在我们为明星建筑师的超然想象和迥异构思而叹服和打动的同时,千万不要忽略了那些明星建筑背后的经济力量支撑和意念驱动。其实,上个世纪末开明星建筑之先河的一座建筑非上文所提及的西班牙古根海姆博物馆所莫属。1997年,当基于弗兰克·盖里神秘、诡异设计风格的古根海姆博物馆竖立在西班牙巴斯克地区的毕尔巴鄂市的时候,建筑设计的一个崭新世纪宣告到来。成千上万的游客蜂拥而至,至今为止,已经有逾千万游客前来参观,2007年和古根海姆博物馆有关的经济活动总量已达2亿2千万欧元之巨。然而,千万不要忘记这座建筑的背后的策划人和推手:毕尔巴鄂市的市长和其他市政官员们。在毕尔巴鄂市日益衰落的工业面前,市长和他的同仁们一筹莫展,最终决定以文化和旅游重振地方经济。正像他们和盖里所达成的协议一样,这座建筑不能仅仅是一座建筑,它还必须是城市的形象与名片。如今,在建筑学的课本里已经出现了一个新的学术术语:毕尔巴鄂现象。不难看出,毕尔巴鄂现象其实更是一种经济现象。

故事说到这里,列位“茶客”可能不禁暗暗发笑,这么简单的道理谁不知道!但是,让我们回到1997年的西班牙。由于历史的和现实的因素。以西班牙和葡萄牙为代表的几个西南欧国家和英法德诸强国之间逐渐拉开了差距。所幸的是,西班牙于1995年以后从欧盟内部获得了较大的经费支持,从此迎来了借助于一体化的优惠政策和市场机遇所带来的大发展阶段,而且这种发展至今仍在继续。如今,西班牙借助于建筑业、旅游业和汽车制造业,在开放思维和零财政赤字政策的支撑下,并没有过度受到美国次贷危机和世界经济疲软的影响,应该说这在欧洲也算是一个不大不小的奇迹了。据我在欧洲留学的一位学生说,几个月之前他刚刚到西班牙旅游了一趟,他发现西班牙的好多地方有点像正在日新月异发展中的国内城市,到处是高楼大厦的工地。这一信息恰好验证了我的一些揣测和判断。

其实,除了西班牙这个例子之外,我们不难找到其他类似的例子。迪拜帆船酒店,建成于1994年,这也是阿联酋依赖石油美元而后逐渐国际化的开始;马来西亚吉隆坡的双子塔,建成于1998年,这也代表着东南亚新兴国家的经济腾飞;位于澳大利亚昆士兰州黄金海岸88层高的01,落成于2005年。也是这座新兴城市国际化和大发展的一个标志。至于在中国,随着国家大剧院、“鸟巢”、水立方、CCTV新大楼、T3航站楼及上海世博会主场馆的相继问世(有的建筑尚在建设之中),2008年也注定成为中国经济发展中与众不同的一年。

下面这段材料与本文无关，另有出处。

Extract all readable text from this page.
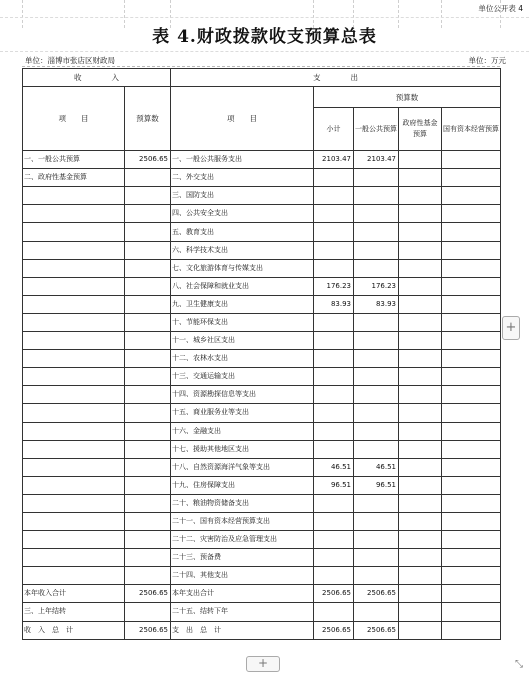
单位公开表 4
表 4.财政拨款收支预算总表
单位：淄博市张店区财政局	单位：万元
收　　　　入		支　　　　出				
项　　目	预算数	项　　目	预算数			
			小计	一般公共预算	政府性基金预算	国有资本经营预算
一、一般公共预算	2506.65	一、一般公共服务支出	2103.47	2103.47		
二、政府性基金预算		二、外交支出				
		三、国防支出				
		四、公共安全支出				
		五、教育支出				
		六、科学技术支出				
		七、文化旅游体育与传媒支出				
		八、社会保障和就业支出	176.23	176.23		
		九、卫生健康支出	83.93	83.93		
		十、节能环保支出				
		十一、城乡社区支出				
		十二、农林水支出				
		十三、交通运输支出				
		十四、资源勘探信息等支出				
		十五、商业服务业等支出				
		十六、金融支出				
		十七、援助其他地区支出				
		十八、自然资源海洋气象等支出	46.51	46.51		
		十九、住房保障支出	96.51	96.51		
		二十、粮油物资储备支出				
		二十一、国有资本经营预算支出				
		二十二、灾害防治及应急管理支出				
		二十三、预备费				
		二十四、其他支出				
本年收入合计	2506.65	本年支出合计	2506.65	2506.65		
三、上年结转		二十五、结转下年				
收　入　总　计	2506.65	支　出　总　计	2506.65	2506.65		
+
+	⤡
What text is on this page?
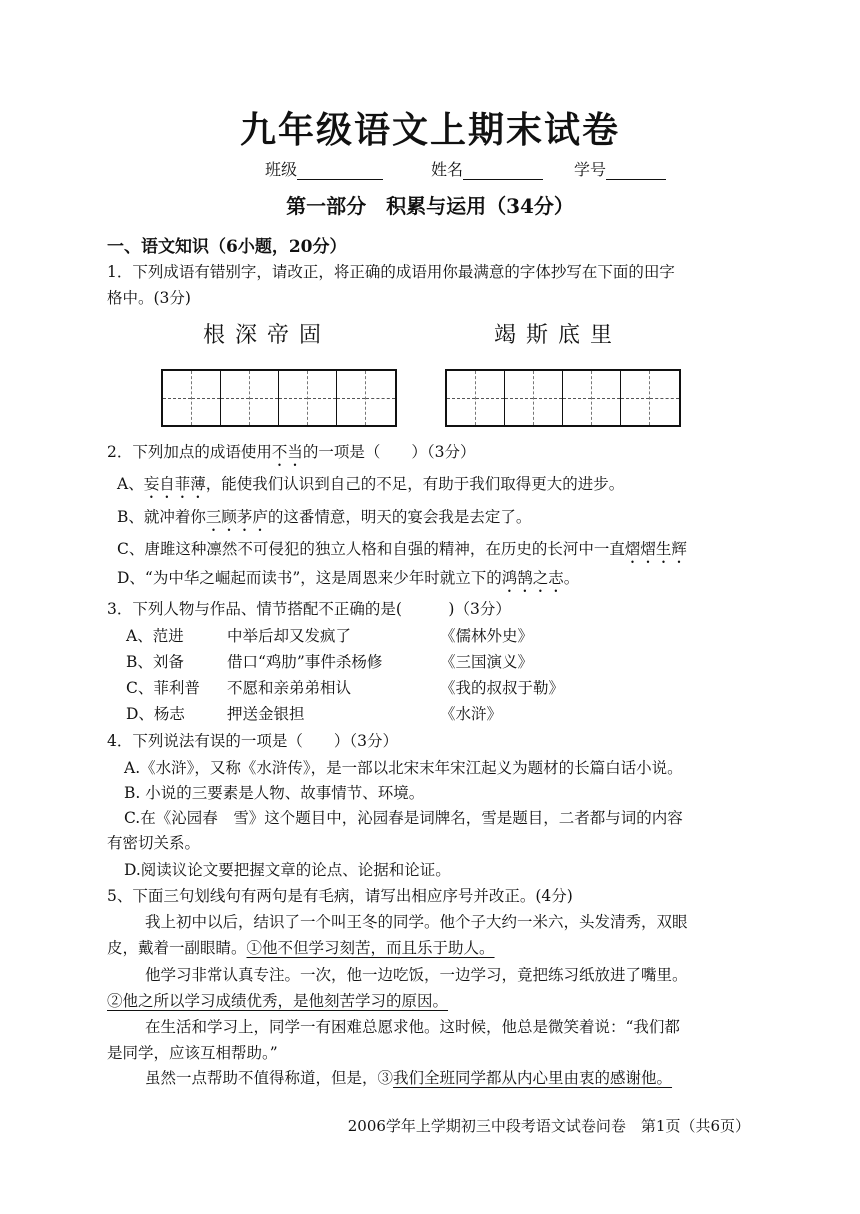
九年级语文上期末试卷
班级	姓名	学号
第一部分　积累与运用（34分）
一、语文知识（6小题，20分）
1．下列成语有错别字，请改正，将正确的成语用你最满意的字体抄写在下面的田字
格中。(3分)
根深帝固	竭斯底里
2．下列加点的成语使用不当的一项是（　　）（3分）
A、妄自菲薄，能使我们认识到自己的不足，有助于我们取得更大的进步。
B、就冲着你三顾茅庐的这番情意，明天的宴会我是去定了。
C、唐雎这种凛然不可侵犯的独立人格和自强的精神，在历史的长河中一直熠熠生辉
D、“为中华之崛起而读书”，这是周恩来少年时就立下的鸿鹄之志。
3．下列人物与作品、情节搭配不正确的是(　　　)（3分）
A、范进	中举后却又发疯了	《儒林外史》
B、刘备	借口“鸡肋”事件杀杨修	《三国演义》
C、菲利普 不愿和亲弟弟相认	《我的叔叔于勒》
D、杨志	押送金银担	《水浒》
4．下列说法有误的一项是（　　）（3分）
A.《水浒》，又称《水浒传》，是一部以北宋末年宋江起义为题材的长篇白话小说。
B. 小说的三要素是人物、故事情节、环境。
C.在《沁园春　雪》这个题目中，沁园春是词牌名，雪是题目，二者都与词的内容
有密切关系。
D.阅读议论文要把握文章的论点、论据和论证。
5、下面三句划线句有两句是有毛病，请写出相应序号并改正。(4分)
我上初中以后，结识了一个叫王冬的同学。他个子大约一米六，头发清秀，双眼
皮，戴着一副眼睛。①他不但学习刻苦，而且乐于助人。
他学习非常认真专注。一次，他一边吃饭，一边学习，竟把练习纸放进了嘴里。
②他之所以学习成绩优秀，是他刻苦学习的原因。
在生活和学习上，同学一有困难总愿求他。这时候，他总是微笑着说：“我们都
是同学，应该互相帮助。”
虽然一点帮助不值得称道，但是，③我们全班同学都从内心里由衷的感谢他。
2006学年上学期初三中段考语文试卷问卷　第1页（共6页）
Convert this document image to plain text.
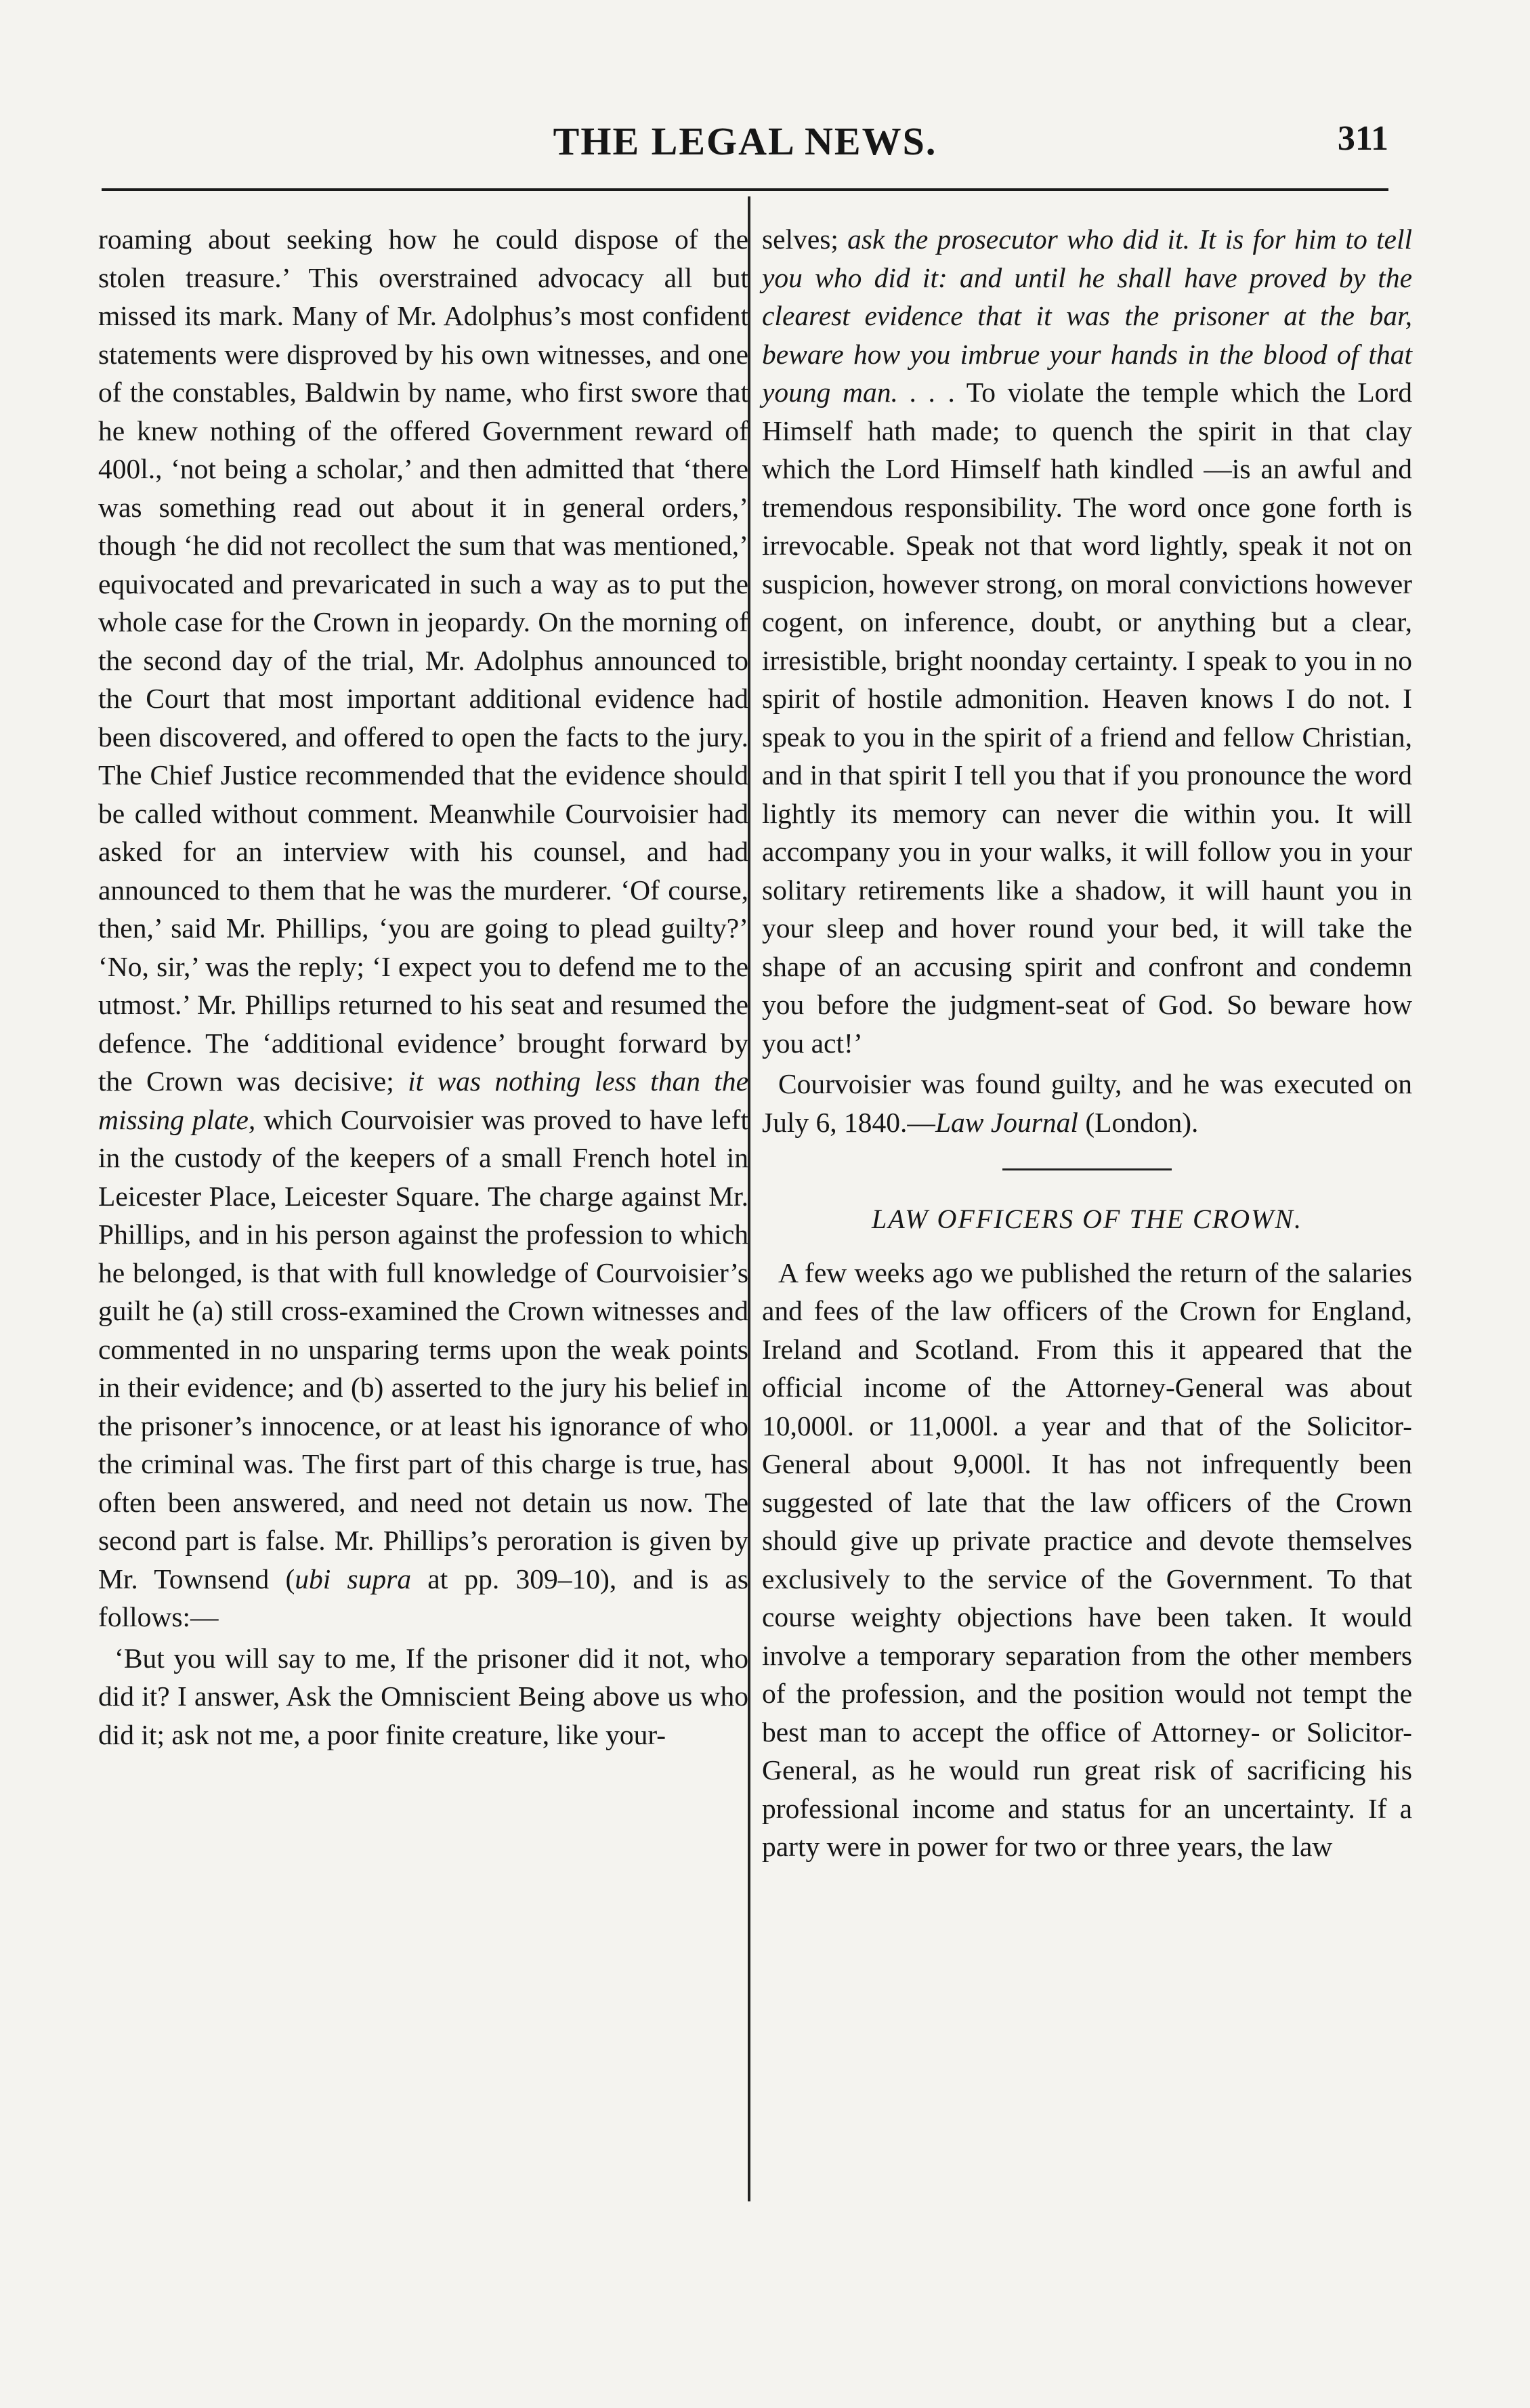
THE LEGAL NEWS.	311

roaming about seeking how he could dispose of the stolen treasure.’ This overstrained advocacy all but missed its mark. Many of Mr. Adolphus’s most confident statements were disproved by his own witnesses, and one of the constables, Baldwin by name, who first swore that he knew nothing of the offered Government reward of 400l., ‘not being a scholar,’ and then admitted that ‘there was something read out about it in general orders,’ though ‘he did not recollect the sum that was mentioned,’ equivocated and prevaricated in such a way as to put the whole case for the Crown in jeopardy. On the morning of the second day of the trial, Mr. Adolphus announced to the Court that most important additional evidence had been discovered, and offered to open the facts to the jury. The Chief Justice recommended that the evidence should be called without comment. Meanwhile Courvoisier had asked for an interview with his counsel, and had announced to them that he was the murderer. ‘Of course, then,’ said Mr. Phillips, ‘you are going to plead guilty?’ ‘No, sir,’ was the reply; ‘I expect you to defend me to the utmost.’ Mr. Phillips returned to his seat and resumed the defence. The ‘additional evidence’ brought forward by the Crown was decisive; it was nothing less than the missing plate, which Courvoisier was proved to have left in the custody of the keepers of a small French hotel in Leicester Place, Leicester Square. The charge against Mr. Phillips, and in his person against the profession to which he belonged, is that with full knowledge of Courvoisier’s guilt he (a) still cross-examined the Crown witnesses and commented in no unsparing terms upon the weak points in their evidence; and (b) asserted to the jury his belief in the prisoner’s innocence, or at least his ignorance of who the criminal was. The first part of this charge is true, has often been answered, and need not detain us now. The second part is false. Mr. Phillips’s peroration is given by Mr. Townsend (ubi supra at pp. 309–10), and is as follows:—

‘But you will say to me, If the prisoner did it not, who did it? I answer, Ask the Omniscient Being above us who did it; ask not me, a poor finite creature, like your-

selves; ask the prosecutor who did it. It is for him to tell you who did it: and until he shall have proved by the clearest evidence that it was the prisoner at the bar, beware how you imbrue your hands in the blood of that young man. . . . To violate the temple which the Lord Himself hath made; to quench the spirit in that clay which the Lord Himself hath kindled —is an awful and tremendous responsibility. The word once gone forth is irrevocable. Speak not that word lightly, speak it not on suspicion, however strong, on moral convictions however cogent, on inference, doubt, or anything but a clear, irresistible, bright noonday certainty. I speak to you in no spirit of hostile admonition. Heaven knows I do not. I speak to you in the spirit of a friend and fellow Christian, and in that spirit I tell you that if you pronounce the word lightly its memory can never die within you. It will accompany you in your walks, it will follow you in your solitary retirements like a shadow, it will haunt you in your sleep and hover round your bed, it will take the shape of an accusing spirit and confront and condemn you before the judgment-seat of God. So beware how you act!’

Courvoisier was found guilty, and he was executed on July 6, 1840.—Law Journal (London).

LAW OFFICERS OF THE CROWN.

A few weeks ago we published the return of the salaries and fees of the law officers of the Crown for England, Ireland and Scotland. From this it appeared that the official income of the Attorney-General was about 10,000l. or 11,000l. a year and that of the Solicitor-General about 9,000l. It has not infrequently been suggested of late that the law officers of the Crown should give up private practice and devote themselves exclusively to the service of the Government. To that course weighty objections have been taken. It would involve a temporary separation from the other members of the profession, and the position would not tempt the best man to accept the office of Attorney- or Solicitor-General, as he would run great risk of sacrificing his professional income and status for an uncertainty. If a party were in power for two or three years, the law
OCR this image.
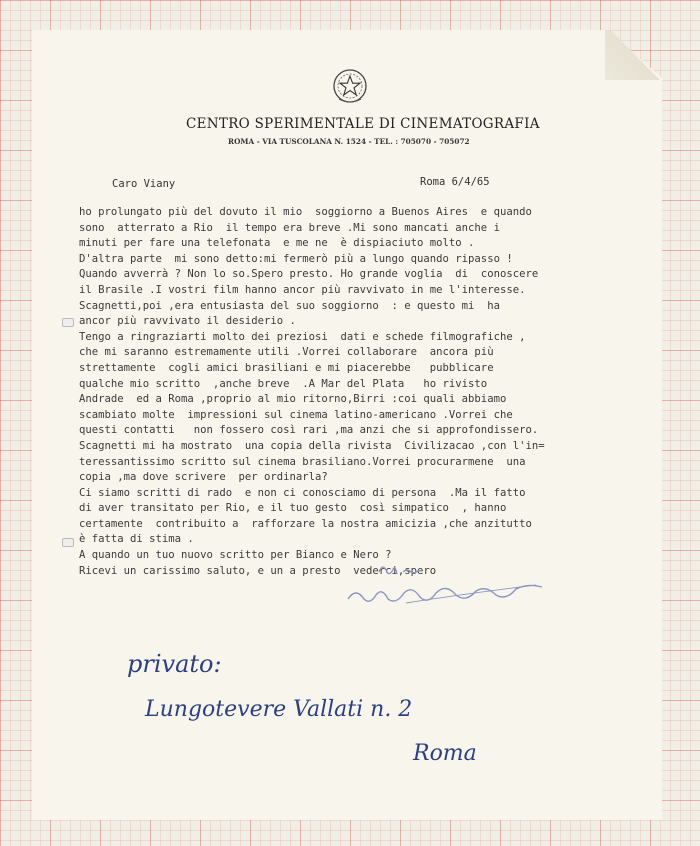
CENTRO SPERIMENTALE DI CINEMATOGRAFIA
ROMA - VIA TUSCOLANA N. 1524 - TEL. : 705070 - 705072
Caro Viany	Roma 6/4/65
ho prolungato più del dovuto il mio  soggiorno a Buenos Aires  e quando
sono  atterrato a Rio  il tempo era breve .Mi sono mancati anche i
minuti per fare una telefonata  e me ne  è dispiaciuto molto .
D'altra parte  mi sono detto:mi fermerò più a lungo quando ripasso !
Quando avverrà ? Non lo so.Spero presto. Ho grande voglia  di  conoscere
il Brasile .I vostri film hanno ancor più ravvivato in me l'interesse.
Scagnetti,poi ,era entusiasta del suo soggiorno  : e questo mi  ha
ancor più ravvivato il desiderio .
Tengo a ringraziarti molto dei preziosi  dati e schede filmografiche ,
che mi saranno estremamente utili .Vorrei collaborare  ancora più
strettamente  cogli amici brasiliani e mi piacerebbe   pubblicare
qualche mio scritto  ,anche breve  .A Mar del Plata   ho rivisto
Andrade  ed a Roma ,proprio al mio ritorno,Birri :coi quali abbiamo
scambiato molte  impressioni sul cinema latino-americano .Vorrei che
questi contatti   non fossero così rari ,ma anzi che si approfondissero.
Scagnetti mi ha mostrato  una copia della rivista  Civilizacao ,con l'in=
teressantissimo scritto sul cinema brasiliano.Vorrei procurarmene  una
copia ,ma dove scrivere  per ordinarla?
Ci siamo scritti di rado  e non ci conosciamo di persona  .Ma il fatto
di aver transitato per Rio, e il tuo gesto  così simpatico  , hanno
certamente  contribuito a  rafforzare la nostra amicizia ,che anzitutto
è fatta di stima .
A quando un tuo nuovo scritto per Bianco e Nero ?
Ricevi un carissimo saluto, e un a presto  vederci,spero
privato:
Lungotevere Vallati n. 2
Roma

当然,随着近年来中国国家巨构建筑接二连三地出现,一些批评的声音也不绝于耳,最流行的说法是中国成了国外著名建筑师的“试验场”,甚至还出现院士们集体上书反对国家大剧院设计方案的事情。其实,当年的悉尼歌剧院的方案也曾受到过比这更为严重的反对和抨击。1957年1月29日,当丹麦建筑师乌岑的悉尼歌剧院设计方案从众多竞争者中脱颖而出并经过异常繁复的审验程序被宣布为获胜者以后,悉尼公众面对刚刚公布的由10片贝壳所组成的歌剧院方案是何种反应呢?我们不妨从方案被公布两天以后即1月31日的《悉尼先驱晨报》上摘录一些评价作为当时悉尼公众反应的证据。当时悉尼的一位名流评价道:“这些露天广场上帐篷一般的东西不是建筑。”还有一位名流带着很大的不屑评价道:“这套方案会给头脑简单的人带来快乐。”甚至有位读者愤怒地给《悉尼先驱晨报》的主编写信,声称:“这套获奖方案犹如一个已经游荡在这片土地上数百万年的巨大魔鬼!”由此可见。这座2007年被列为世界遗产的杰出建筑当年曾经历了多少风风雨雨!不知淳朴的澳大利亚人现在再回味当年那些对悉尼歌剧院的恶评时会作何感想。

值得说明的是,现代超级明星建筑的设计,早已超越了传统建筑的概念,更多体现了全球化条件下一个国家(地区)经济发展后对自己现在和将来的定位与思索。国际化条件下的创意经济结合现代科技条件下的各国优秀人才的群体合作是超级明星建筑成功的基础。以中国中央电视台新大楼为例,这个备受诟病的现代建筑的设计者库哈斯并非建筑科班出身,以前是搞新闻和喜剧的,这种外行对建筑的思考,自然眼光独到,能够“跳出建筑看建筑”,其设计常以讽刺的方式,用一种巧妙的方法来解决复杂问题,这是基于建立在社会、经济、人文等大的方面的基础之上去思考建筑的。这样的思维,往往可以设计出有更富深刻含义和独特人文理念的建筑。当然,这种颠覆传统的设计方案真正要付诸实施之时,还要中外著名建筑设计所通力合作,以解决空间、结构、材质、构造与环境的协调等众多现实问题。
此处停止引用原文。